During the service, which was streamed online and broadcast live on WHYY TV, Pérez encouraged the faithful watching from home to ground themselves in their faith on a day “different than any other Easter Sunday that we have experienced.”
He thanked grocery store workers who were keeping the region fed with “a smile on their face,” as well as “our health care providers and paramedics and doctors and nurses and aids, who are so much at the front lines of this crisis and we share our gratitude to them.”

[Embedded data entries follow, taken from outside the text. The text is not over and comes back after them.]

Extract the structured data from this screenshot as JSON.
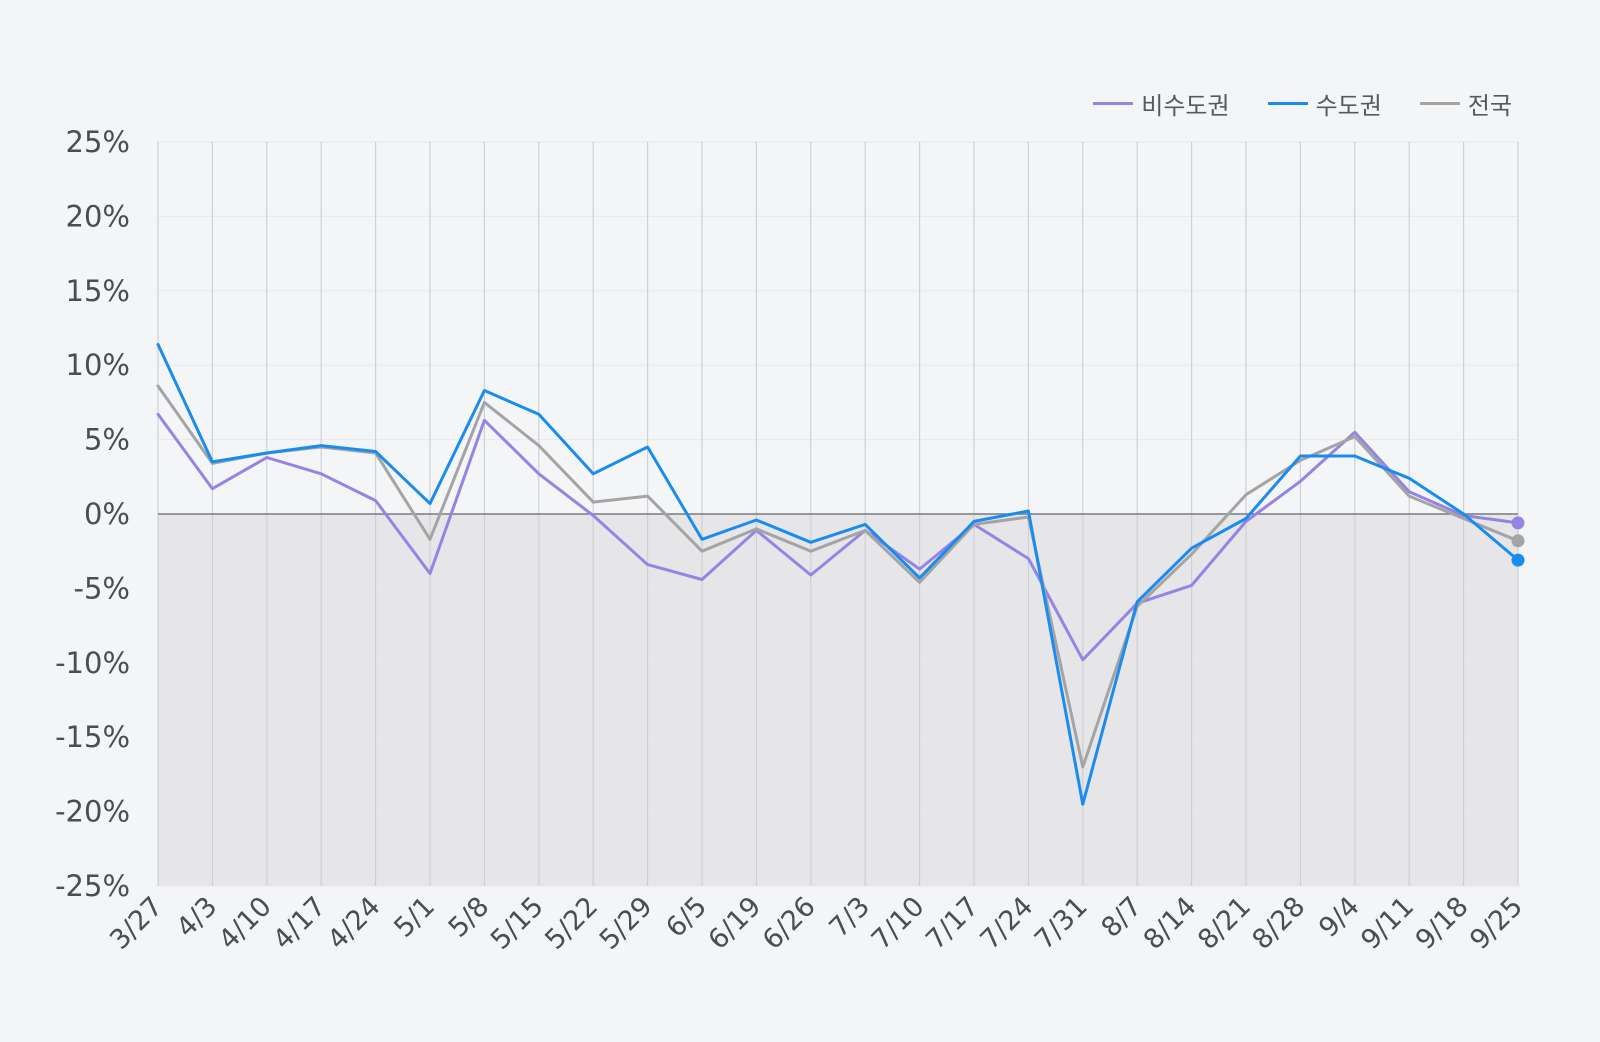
{
  "chart_data": {
    "type": "line",
    "title": "",
    "xlabel": "",
    "ylabel": "",
    "ylim": [
      -25,
      25
    ],
    "y_ticks": [
      25,
      20,
      15,
      10,
      5,
      0,
      -5,
      -10,
      -15,
      -20,
      -25
    ],
    "y_tick_suffix": "%",
    "categories": [
      "3/27",
      "4/3",
      "4/10",
      "4/17",
      "4/24",
      "5/1",
      "5/8",
      "5/15",
      "5/22",
      "5/29",
      "6/5",
      "6/19",
      "6/26",
      "7/3",
      "7/10",
      "7/17",
      "7/24",
      "7/31",
      "8/7",
      "8/14",
      "8/21",
      "8/28",
      "9/4",
      "9/11",
      "9/18",
      "9/25"
    ],
    "grid": {
      "vertical": true,
      "horizontal": true
    },
    "negative_area_shaded": true,
    "legend_position": "top-right",
    "series": [
      {
        "name": "비수도권",
        "color": "#9584e4",
        "values": [
          6.7,
          1.7,
          3.8,
          2.7,
          0.9,
          -4.0,
          6.3,
          2.7,
          -0.1,
          -3.4,
          -4.4,
          -1.1,
          -4.1,
          -1.1,
          -3.7,
          -0.7,
          -3.0,
          -9.8,
          -6.0,
          -4.8,
          -0.5,
          2.2,
          5.5,
          1.5,
          -0.1,
          -0.6
        ]
      },
      {
        "name": "수도권",
        "color": "#1a8cf0",
        "values": [
          11.4,
          3.5,
          4.1,
          4.6,
          4.2,
          0.7,
          8.3,
          6.7,
          2.7,
          4.5,
          -1.7,
          -0.4,
          -1.9,
          -0.7,
          -4.3,
          -0.5,
          0.2,
          -19.5,
          -5.9,
          -2.3,
          -0.3,
          3.9,
          3.9,
          2.4,
          0.0,
          -3.1
        ]
      },
      {
        "name": "전국",
        "color": "#a4a4a4",
        "values": [
          8.6,
          3.4,
          4.1,
          4.5,
          4.1,
          -1.7,
          7.5,
          4.6,
          0.8,
          1.2,
          -2.5,
          -1.0,
          -2.5,
          -1.1,
          -4.6,
          -0.7,
          -0.2,
          -17.0,
          -6.2,
          -2.7,
          1.3,
          3.6,
          5.2,
          1.2,
          -0.3,
          -1.8
        ]
      }
    ],
    "legend_order": [
      0,
      1,
      2
    ],
    "draw_order": [
      0,
      2,
      1
    ]
  }
}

Perez said he understood that the virtual services were not the same as being physically present at church with other members, but added clergy were doing their best to serve congregnants.
“We certainly look forward to the time when we can all come back together to church,” said Pérez.
Gary Whetstone, senior pastor of Victory Christian Fellowship in New Castle, Delaware hosted five services from his church’s parking lot, wearing a suit and medical gloves. Whetstone kicked things off at 6 a.m. and estimates a total of 280 families showed up to worship from their cars in addition to the 2,000 people who tuned in online.
In-person attendees, who Whetstone told could wear pajamas, honked to celebrate the resurrection of Christ. People could request a prayer by phone and those in need were able to pick up food at the end of the service.
While working to feed their spiritual needs and mark the joy of the holiday, church leaders also urged worshippers to care for their health.
At Philadelphia’s Enon Tabernacle Baptist Church, the first African-American Baptist church in Germantown, a handful of singers led online viewers in song as lyrics took over the screen so people at home could follow along.
Senior pastor Alyn E. Waller Waller told the thousands watching from home to think about how everyone will one day talk about this pandemic as a thing of the past, the way older relatives spoke of the Great Depression in 1929.
He also encouraged his members to eat healthily while at home and referenced how the African American community has been disproportionately affected by COVID-19 deaths.
“COVID-19 is showing us the myriad challenges and systemic problems of our city and our country,” Waller said. “It’s showing us the challenges that many of us have with our health already because the reality is COVID 19 takes advantage of other comorbidities. In our own community, we are seeing a disproportionate amount.”